The law states that a person convicted of illegally possessing a legal amount of marijuana in a motor vehicle “must be fined up to $ 100”.

Is it legal to drive while under the influence of marijuana?

No. As Petersen of the Montana Cannabis Guild explained, law enforcement agencies have the power to stop any unpredictable driving style. If the officer has reason to believe that the driver is under the influence of marijuana – that is, if they smell marijuana in the car or the driver’s eyes are red – they can take the driver to a hospital for a DUI test. Refusal to take a blood test could result in your driver’s license being temporarily withdrawn.

As noted by drug policy organization NORML, a first drug driving violation can result in imprisonment between 24 hours and six months and fines between $ 300 and $ 1,000. Later crimes have more serious consequences.

Can I possess or consume marijuana in Indian reservations?

This question is extremely complicated and depends on how federal marijuana laws can be enforced in the Indian country and how each tribe approaches the issue of marijuana legalization. Marijuana remains a List 1 controlled substance under federal law, even though it’s legal in the eyes of the state.

But, as Senator Shane Morigeau, D-Missoula stated, “Tribes have limited criminal jurisdiction over non-Indians.” When asked whether tribal courts prosecuted marijuana possession or public use, he suggested “probably not” but acknowledged that federal law enforcement continues to be “a wild card.”

Morigeau recommends playing it safe. “Be familiar with the landscape,” he said. “You are not on state land, but on another territory. Think of this framework. ”

Can I own or use marijuana in national parks?

No. Since national parks, including Glacier and Yellowstone, are states, the federal marijuana ban remains in effect there. Getting caught with marijuana in a national park can lead to criminal charges.

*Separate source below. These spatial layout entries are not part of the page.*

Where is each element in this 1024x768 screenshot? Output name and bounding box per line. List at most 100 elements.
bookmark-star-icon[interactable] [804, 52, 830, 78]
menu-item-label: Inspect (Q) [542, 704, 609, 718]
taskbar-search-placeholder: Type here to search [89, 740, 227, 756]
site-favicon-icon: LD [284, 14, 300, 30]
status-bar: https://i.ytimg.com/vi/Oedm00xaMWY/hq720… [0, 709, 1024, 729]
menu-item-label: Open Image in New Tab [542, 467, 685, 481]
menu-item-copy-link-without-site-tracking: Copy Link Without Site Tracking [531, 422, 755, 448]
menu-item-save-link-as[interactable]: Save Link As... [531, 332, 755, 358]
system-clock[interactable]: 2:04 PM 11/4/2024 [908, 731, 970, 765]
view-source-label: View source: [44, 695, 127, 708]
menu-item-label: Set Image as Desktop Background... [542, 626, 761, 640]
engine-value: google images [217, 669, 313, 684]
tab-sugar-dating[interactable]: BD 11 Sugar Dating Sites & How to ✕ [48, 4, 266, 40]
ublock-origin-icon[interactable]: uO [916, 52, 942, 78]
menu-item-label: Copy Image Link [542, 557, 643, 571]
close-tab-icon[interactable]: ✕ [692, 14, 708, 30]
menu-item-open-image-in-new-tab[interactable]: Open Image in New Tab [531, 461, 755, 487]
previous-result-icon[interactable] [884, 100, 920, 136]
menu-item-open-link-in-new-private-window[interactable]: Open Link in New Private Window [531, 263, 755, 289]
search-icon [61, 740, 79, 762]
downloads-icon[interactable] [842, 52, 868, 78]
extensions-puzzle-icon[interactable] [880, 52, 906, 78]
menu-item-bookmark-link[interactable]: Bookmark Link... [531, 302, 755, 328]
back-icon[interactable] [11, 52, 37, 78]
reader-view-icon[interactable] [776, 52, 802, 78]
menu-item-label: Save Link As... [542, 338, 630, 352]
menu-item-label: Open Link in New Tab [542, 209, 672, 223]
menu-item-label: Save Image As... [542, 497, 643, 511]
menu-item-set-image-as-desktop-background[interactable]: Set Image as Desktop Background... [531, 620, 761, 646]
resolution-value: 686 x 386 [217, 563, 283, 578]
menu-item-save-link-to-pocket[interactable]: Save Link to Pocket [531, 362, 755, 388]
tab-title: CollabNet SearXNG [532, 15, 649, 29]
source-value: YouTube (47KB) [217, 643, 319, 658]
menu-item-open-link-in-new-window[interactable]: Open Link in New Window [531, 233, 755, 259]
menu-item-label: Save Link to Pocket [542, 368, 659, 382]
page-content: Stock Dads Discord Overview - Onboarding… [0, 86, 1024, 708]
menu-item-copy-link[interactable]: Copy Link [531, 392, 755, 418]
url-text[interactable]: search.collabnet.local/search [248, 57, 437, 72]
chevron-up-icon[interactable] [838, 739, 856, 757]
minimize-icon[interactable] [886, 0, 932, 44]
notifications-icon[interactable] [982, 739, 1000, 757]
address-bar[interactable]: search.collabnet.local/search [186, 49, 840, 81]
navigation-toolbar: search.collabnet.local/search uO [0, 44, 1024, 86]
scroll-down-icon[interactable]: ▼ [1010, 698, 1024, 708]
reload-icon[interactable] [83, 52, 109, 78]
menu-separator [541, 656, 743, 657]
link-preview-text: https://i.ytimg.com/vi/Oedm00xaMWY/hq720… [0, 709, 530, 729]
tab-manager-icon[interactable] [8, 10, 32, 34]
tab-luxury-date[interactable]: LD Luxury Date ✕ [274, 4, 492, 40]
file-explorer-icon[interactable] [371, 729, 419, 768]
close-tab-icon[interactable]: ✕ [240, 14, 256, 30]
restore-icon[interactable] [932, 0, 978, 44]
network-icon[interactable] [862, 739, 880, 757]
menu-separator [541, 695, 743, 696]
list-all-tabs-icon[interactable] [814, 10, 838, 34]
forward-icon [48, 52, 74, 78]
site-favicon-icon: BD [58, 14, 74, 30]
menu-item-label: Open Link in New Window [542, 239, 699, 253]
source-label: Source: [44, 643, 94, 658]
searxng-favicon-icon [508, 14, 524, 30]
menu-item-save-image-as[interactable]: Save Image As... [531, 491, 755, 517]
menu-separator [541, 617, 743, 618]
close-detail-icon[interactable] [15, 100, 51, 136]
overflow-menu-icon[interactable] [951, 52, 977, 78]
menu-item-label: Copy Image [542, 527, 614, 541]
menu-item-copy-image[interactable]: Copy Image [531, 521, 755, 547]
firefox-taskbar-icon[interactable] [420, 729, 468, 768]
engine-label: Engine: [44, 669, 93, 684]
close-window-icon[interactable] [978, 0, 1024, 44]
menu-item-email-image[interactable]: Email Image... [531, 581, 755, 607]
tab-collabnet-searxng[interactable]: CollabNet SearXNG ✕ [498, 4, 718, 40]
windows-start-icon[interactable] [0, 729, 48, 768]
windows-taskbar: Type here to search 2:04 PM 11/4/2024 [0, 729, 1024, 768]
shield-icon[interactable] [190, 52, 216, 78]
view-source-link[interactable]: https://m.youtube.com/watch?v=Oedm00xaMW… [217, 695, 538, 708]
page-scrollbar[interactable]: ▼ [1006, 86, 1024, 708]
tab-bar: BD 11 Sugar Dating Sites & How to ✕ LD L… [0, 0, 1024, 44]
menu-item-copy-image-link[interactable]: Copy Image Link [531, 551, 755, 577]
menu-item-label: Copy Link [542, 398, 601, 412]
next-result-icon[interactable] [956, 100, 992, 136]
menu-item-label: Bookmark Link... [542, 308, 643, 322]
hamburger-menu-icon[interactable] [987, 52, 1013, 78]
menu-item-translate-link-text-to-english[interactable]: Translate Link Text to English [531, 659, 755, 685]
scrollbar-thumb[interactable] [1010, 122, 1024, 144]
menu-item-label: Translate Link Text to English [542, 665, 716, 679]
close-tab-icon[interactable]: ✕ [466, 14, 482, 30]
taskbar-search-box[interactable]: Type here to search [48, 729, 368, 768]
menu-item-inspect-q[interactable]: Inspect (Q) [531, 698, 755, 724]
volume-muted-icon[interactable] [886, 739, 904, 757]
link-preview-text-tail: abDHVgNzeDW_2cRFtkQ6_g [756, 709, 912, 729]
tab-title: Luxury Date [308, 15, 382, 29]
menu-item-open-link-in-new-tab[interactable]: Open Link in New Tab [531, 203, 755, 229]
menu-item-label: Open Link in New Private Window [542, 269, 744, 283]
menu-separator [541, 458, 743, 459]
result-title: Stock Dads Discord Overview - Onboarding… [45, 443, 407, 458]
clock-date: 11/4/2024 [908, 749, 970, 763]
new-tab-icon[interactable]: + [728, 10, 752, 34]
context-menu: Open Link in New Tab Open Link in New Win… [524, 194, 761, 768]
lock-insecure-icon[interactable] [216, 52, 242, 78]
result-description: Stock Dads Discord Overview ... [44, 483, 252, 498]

As cannabis news agency Leafly points out, even national park visitors from states with legal marijuana who are charged with possession in a national park can have urine tests even after they return to their legal marijuana state.

Representatives from both Glacier and Yellowstone National Parks declined to “speculate on how the park might deal with a potential influx of cannabis users.”

Can I use marijuana in public in Montana?

No. The use of marijuana in public is punishable by fines of up to US $ 50.

Can I leave Montana with marijuana in my possession?

No. It is illegal to cross state lines with marijuana in your possession. The neighboring states of Idaho and Wyoming to Montana have strict laws criminalizing marijuana possession.

It is also illegal to fly marijuana.

Can i grow my own marijuana?

Yes. Montana residents are allowed to grow and own up to two full-grown marijuana plants and two seedlings at home. These plants must not be publicly visible – if not hidden, it could result in a civil fine of up to $ 250 and plant decay. House Bill 701 suggests residents can own more than an ounce of home-grown marijuana at home as long as it is kept in a sealed container and out of sight of the public, but there is no limit.